Originating in Denmark, this unique dessert came to the States thanks to immigrants, who ended up congregating in Racine, Wisconsin, during the nineteenth century. The Danish shared the recipe with the locals, and everybody decided it was the best. This one is a bit more complicated than some other options on this list, as it’s a pastry that is shaped into a ring.
Inside there is a filling – with options like fruits, cream cheese, or nuts – and then there is an icing placed on top. Every once in a while you’ll see a version that has a layer of caramel glaze added to the top, along with some nuts for extra texture. You can find these treats at plenty of stores in the Midwest, but nothing beats a homemade kringle.
Iowa – Scotcheroos
You might be able to make this quintessentially American treat right now – the base is mostly Rice Krispies cereal, though there are several other options, such as Special K cereal. You also have to use a sugar-filled peanut butter mixture, which is melted, and then used to cover the cereal. It’s a no-bake option, too, since you just spread the Rice Krispie treat base in a pan and then pour the rest of the dessert on top.
After it cools you cut it into bars and serve. They taste great, but don’t let anyone tell you they’re healthy – especially since you’re going to end up eating quite a couple of these before you’re done. They’re a mainstay of potlucks and picnics all over the Midwest, and there’s a big debate about the name.
Minnesota – Seven Layer Bars
How many ways do I love thee? Seven, just like your seven delicious layers. This classic Minnesota dessert is a regular sight at potlucks and parties in the north. Let’s dive into those layers, shall we? Traditionally, the layers are a graham cracker base, chocolate chips, pecans, butterscotch pieces, coconut, and condensed milk. Wait a minute! That’s only six things! What is this?
We guess that the butter used to solidify the cracker base counts as one of the layers, but you’re on thin ice, Minnesota. We’re already upset about that whole blueberry muffin business, so you’d better be on your best behavior. These bars are easy to make, have an intricate, chewy texture, and taste great. We’ll let that whole weak seventh layer thing pass for now, as long as you pass a few more over.
California – Chiffon Cake
This fancy cake was once called the “toast of Hollywood,” and not just because you’d make it late at night and cover it in peanut butter and chocolate chips.
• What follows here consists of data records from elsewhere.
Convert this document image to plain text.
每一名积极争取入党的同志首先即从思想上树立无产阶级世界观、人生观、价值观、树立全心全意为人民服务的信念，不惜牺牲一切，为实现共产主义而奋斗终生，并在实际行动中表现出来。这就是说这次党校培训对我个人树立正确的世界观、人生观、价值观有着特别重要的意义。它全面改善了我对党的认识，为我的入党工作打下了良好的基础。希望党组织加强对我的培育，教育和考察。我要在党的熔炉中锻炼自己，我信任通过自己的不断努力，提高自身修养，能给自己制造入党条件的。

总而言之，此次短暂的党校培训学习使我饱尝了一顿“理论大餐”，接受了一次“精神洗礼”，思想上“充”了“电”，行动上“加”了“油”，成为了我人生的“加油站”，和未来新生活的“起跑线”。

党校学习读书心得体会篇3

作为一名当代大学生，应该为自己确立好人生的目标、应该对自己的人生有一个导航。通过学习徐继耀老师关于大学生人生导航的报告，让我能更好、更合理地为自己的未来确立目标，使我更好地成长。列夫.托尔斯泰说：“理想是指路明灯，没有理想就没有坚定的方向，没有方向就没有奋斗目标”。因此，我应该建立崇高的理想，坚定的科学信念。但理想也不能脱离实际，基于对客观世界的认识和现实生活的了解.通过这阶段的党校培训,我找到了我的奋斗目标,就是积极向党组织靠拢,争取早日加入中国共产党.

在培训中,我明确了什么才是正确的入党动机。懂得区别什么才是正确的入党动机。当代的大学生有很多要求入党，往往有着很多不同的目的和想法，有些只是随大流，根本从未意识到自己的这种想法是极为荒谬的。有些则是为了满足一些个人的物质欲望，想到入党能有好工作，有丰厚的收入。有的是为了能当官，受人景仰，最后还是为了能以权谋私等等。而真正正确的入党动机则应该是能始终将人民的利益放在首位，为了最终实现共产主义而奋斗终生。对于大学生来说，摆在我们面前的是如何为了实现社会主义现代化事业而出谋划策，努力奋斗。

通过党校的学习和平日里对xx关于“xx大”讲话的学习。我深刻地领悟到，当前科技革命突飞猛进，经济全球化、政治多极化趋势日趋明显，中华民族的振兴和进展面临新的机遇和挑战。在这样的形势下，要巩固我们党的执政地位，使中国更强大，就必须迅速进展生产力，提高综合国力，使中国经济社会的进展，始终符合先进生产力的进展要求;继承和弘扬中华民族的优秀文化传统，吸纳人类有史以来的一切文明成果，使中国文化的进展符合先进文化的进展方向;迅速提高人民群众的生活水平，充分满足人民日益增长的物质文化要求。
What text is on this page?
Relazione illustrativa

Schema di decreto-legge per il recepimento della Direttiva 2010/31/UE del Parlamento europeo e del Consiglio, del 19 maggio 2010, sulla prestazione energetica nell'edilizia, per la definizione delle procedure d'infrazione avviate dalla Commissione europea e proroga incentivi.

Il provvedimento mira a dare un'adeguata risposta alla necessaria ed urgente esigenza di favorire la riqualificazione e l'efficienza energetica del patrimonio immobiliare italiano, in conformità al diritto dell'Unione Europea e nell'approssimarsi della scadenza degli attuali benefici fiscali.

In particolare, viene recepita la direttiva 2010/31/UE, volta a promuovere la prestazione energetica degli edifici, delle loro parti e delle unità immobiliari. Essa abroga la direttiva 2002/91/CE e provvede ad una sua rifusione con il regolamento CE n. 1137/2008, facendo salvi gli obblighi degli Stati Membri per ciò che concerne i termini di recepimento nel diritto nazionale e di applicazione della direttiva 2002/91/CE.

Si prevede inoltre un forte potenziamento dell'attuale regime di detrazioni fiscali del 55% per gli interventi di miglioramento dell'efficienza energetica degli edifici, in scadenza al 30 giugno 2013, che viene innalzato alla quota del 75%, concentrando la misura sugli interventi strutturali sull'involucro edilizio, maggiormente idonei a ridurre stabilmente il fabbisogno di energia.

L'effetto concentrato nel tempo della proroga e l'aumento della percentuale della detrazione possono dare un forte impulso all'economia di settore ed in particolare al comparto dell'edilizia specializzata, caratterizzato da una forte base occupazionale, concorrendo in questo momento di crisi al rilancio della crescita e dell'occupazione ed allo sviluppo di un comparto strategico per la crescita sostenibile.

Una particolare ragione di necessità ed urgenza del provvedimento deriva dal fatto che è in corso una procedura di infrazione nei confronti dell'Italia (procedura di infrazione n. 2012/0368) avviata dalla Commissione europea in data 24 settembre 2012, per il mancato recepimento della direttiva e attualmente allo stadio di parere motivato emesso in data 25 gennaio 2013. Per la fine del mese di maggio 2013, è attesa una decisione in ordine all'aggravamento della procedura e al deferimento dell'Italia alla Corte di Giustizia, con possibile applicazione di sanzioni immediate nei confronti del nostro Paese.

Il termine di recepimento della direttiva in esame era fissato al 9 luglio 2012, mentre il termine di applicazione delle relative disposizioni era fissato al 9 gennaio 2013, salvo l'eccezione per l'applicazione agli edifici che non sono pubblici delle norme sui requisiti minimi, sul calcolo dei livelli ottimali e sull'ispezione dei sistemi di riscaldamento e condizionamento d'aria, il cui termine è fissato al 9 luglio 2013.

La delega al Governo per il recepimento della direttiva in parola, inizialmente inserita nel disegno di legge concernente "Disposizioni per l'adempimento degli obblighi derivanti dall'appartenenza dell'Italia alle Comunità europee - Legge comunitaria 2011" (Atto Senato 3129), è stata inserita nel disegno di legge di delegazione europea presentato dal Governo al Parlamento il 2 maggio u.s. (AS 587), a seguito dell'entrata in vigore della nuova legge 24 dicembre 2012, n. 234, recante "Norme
It continues to be a favorite of the west coast, and it’s versatile enough for a lot of different events, from fancy parties to a simple dessert at home.
There are some fiddly steps – such as separating the yolks and whites of a ridiculous seven eggs, and washing the pan as carefully as you can in hot, soapy water to make sure there isn’t any grease on it. Still, a little bit of practice and you can make this delicious treat perfectly. If you want to take it up a notch, add fruit and whipped cream on top.
Hawaii – Haupia
One of my friends described this Hawaiian treat as a non-newtonian sugar cookie, and nobody could really argue that much. Often found at luaus, this treat is not only a new kind of experience for the uninitiated, but it’s incredibly easy to make. A simple recipe is cornstarch, sugar, salt, and coconut milk.
But there are also some options that include rice flour as an option instead. You just toss all of it together into a bowl, heat it until it comes to a simmer, and then pour it into a pan to refrigerate. You can also make little haupia muffins by pouring the mixture in tins and then baking in the oven. This might not sound like much, but don’t sleep on these simple treats. They’re a surprisingly interesting dessert.